ABOUT Theatre Development Fund (TDF)
TDF, which recently received a 2011 Mayor's Award for Arts and Culture, is the largest nonprofit performing arts service organization in the United States, returning over $130 million to hundreds of productions annually through a variety of programs. It is dedicated to developing diverse audiences for live theatre and dance and strengthening the performing arts community in New York City. Created in 1968, TDF's programs have provided over 80 million people with access to performances at affordable prices. Best known for its TKTS Discount Booths, TDF's membership, outreach, access and education programs – as well as its Costume Collection – help to make the unique experience of theatre available to everyone.

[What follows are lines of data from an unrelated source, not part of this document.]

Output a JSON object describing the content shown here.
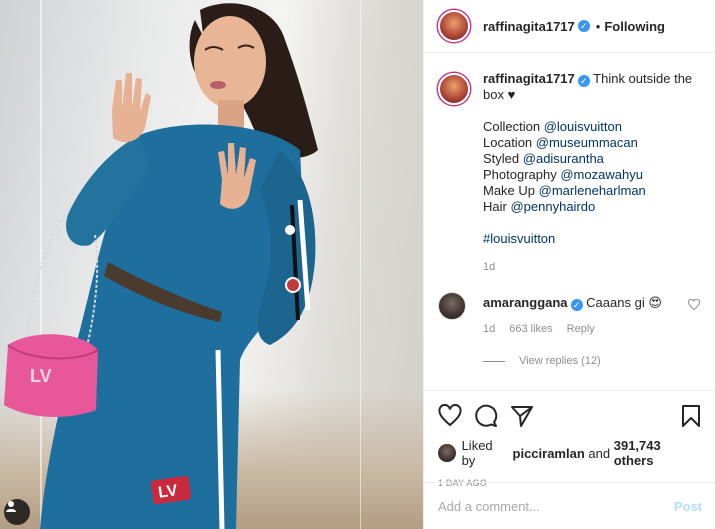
{
  "post": {
    "username": "raffinagita1717",
    "follow_status": "Following",
    "caption": {
      "username": "raffinagita1717",
      "first_line": "Think outside the box ♥",
      "credits": [
        {
          "label": "Collection",
          "handle": "@louisvuitton"
        },
        {
          "label": "Location",
          "handle": "@museummacan"
        },
        {
          "label": "Styled",
          "handle": "@adisurantha"
        },
        {
          "label": "Photography",
          "handle": "@mozawahyu"
        },
        {
          "label": "Make Up",
          "handle": "@marleneharlman"
        },
        {
          "label": "Hair",
          "handle": "@pennyhairdo"
        }
      ],
      "hashtag": "#louisvuitton",
      "time": "1d"
    },
    "comment": {
      "username": "amaranggana",
      "text": "Caaans gi 😍",
      "time": "1d",
      "likes": "663 likes",
      "reply": "Reply",
      "view_replies": "View replies (12)"
    },
    "liked_by": {
      "prefix": "Liked by",
      "user": "picciramlan",
      "middle": "and",
      "others": "391,743 others"
    },
    "timestamp": "1 DAY AGO",
    "add_comment_placeholder": "Add a comment...",
    "post_button": "Post"
  },
  "colors": {
    "verified": "#3897f0",
    "mention": "#003569",
    "dress": "#1f6f9e",
    "bag": "#e8579a"
  },
  "icons": [
    "verified-icon",
    "heart-icon",
    "comment-icon",
    "share-icon",
    "bookmark-icon",
    "more-dots-icon"
  ]
}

ABOUT MARY POPPINS WORLDWIDE
Mary Poppins received its worldwide premiere at the Prince Edward Theatre in the West End in December 2004. Following its successful three-year London run, the production launched an acclaimed U.K. tour. The Broadway production of Mary Poppins officially opened at the New Amsterdam Theatre on November 16, 2006, recouping its initial Broadway investment within 52 weeks of its premiere in 2006. Mary Poppins is the only show from the 2006-2007 theatrical season still running. The Mary Poppins North American tour has also garnered continuous critical praise and achieved box office success since its launch in Chicago in March 2009, playing 35 cities and grossing $124 million to date. With six productions produced on three continents, Mary Poppins is one of the biggest stage musical successes to emerge from London or New York in recent years. Worldwide to date, the show has grossed over $644 million and welcomed 9.3 million guests. The musical is the winner of 44 major theatre awards around the globe, including Tony®, Olivier, Helpmann and Evening Standard awards. In addition to Broadway and the North American tour, Mary Poppins can also be seen in Brisbane, Australia. Productions of Mary Poppins have also been mounted in Finland, Netherlands, Denmark and the Czech Republic.
ABOUT THE LION KING
In its 15th year, The Lion King remains ascendant, continuing to reign as a cultural phenomenon and one of the most popular stage musicals in the world. Since its Broadway premiere on November 13, 1997, 19 productions around the globe have been seen by more than 63 million people, grossed over $4.7 billion and cumulatively have run a staggering 89 years. Produced by Disney Theatrical Productions (under the direction of Thomas Schumacher), The Lion King is the seventh longest-running musical in Broadway history and one of only six productions in theatre history to play for ten years or more both on Broadway and in the West End. Translated into seven different languages (Japanese, German, Korean, French, Dutch, Mandarin, Spanish), the show has been performed in 15 different countries on five continents. The Lion King can currently be seen on Broadway, on stages across North America, and in Tokyo, London's West End, Hamburg, Madrid and Sapporo.